George Barton

Personal information
- Full name: George Raymond Barton
- Nationality: Australia
- Born: 6 September 1977 (age 48) Tamworth, New South Wales, Australia
- Height: 1.81 m (5 ft 11+1⁄2 in)
- Weight: 80 kg (176 lb)

Sport
- Sport: Shooting
- Event: Skeet
- Club: Tamworth Gun Club
- Coached by: Greg Chan

Medal record
Men's shooting
Representing Australia
Commonwealth Games
| Silver medal – second place | 2002 Manchester | Skeet pairs |
| Bronze medal – third place | 2006 Melbourne | Skeet pairs |

= George Barton (sport shooter) =

Australian sport shooter

George Raymond Barton (born 6 September 1977 in Tamworth, New South Wales) is an Australian sport shooter. He won a bronze medal in men's skeet pair shooting, along with his brother Clive Barton, at the 2006 Commonwealth Games in Melbourne, with a total score of 183 points.

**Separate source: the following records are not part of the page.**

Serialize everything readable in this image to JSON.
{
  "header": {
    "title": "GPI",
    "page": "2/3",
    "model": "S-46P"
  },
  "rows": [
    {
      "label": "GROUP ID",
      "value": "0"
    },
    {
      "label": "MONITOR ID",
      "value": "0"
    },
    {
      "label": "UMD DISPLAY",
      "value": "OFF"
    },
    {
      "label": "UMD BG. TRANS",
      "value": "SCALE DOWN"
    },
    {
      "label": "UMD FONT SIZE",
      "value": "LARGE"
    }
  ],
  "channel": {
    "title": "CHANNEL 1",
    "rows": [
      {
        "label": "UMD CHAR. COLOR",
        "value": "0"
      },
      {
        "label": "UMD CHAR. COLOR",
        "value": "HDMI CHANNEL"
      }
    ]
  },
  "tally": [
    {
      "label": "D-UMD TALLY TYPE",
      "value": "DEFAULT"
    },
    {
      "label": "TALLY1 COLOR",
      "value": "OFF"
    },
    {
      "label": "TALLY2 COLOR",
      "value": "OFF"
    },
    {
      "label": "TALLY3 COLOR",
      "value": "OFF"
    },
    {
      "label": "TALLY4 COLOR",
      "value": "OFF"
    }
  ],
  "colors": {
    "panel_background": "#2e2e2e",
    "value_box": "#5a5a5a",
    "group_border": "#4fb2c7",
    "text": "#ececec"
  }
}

Barton made his official debut for the 2004 Summer Olympics in Athens, where he placed twenty-ninth in men's skeet shooting, with a total score of 118 points, tying his position with Egypt's Mostafa Hamdy.

At the 2008 Summer Olympics in Beijing, Barton competed for the second time, as a 30-year-old, in men's skeet shooting, along with his teammate Paul Rahman. He finished only in seventeenth place by one point behind Czech Republic's Jan Sychra, for a total score of 116 targets.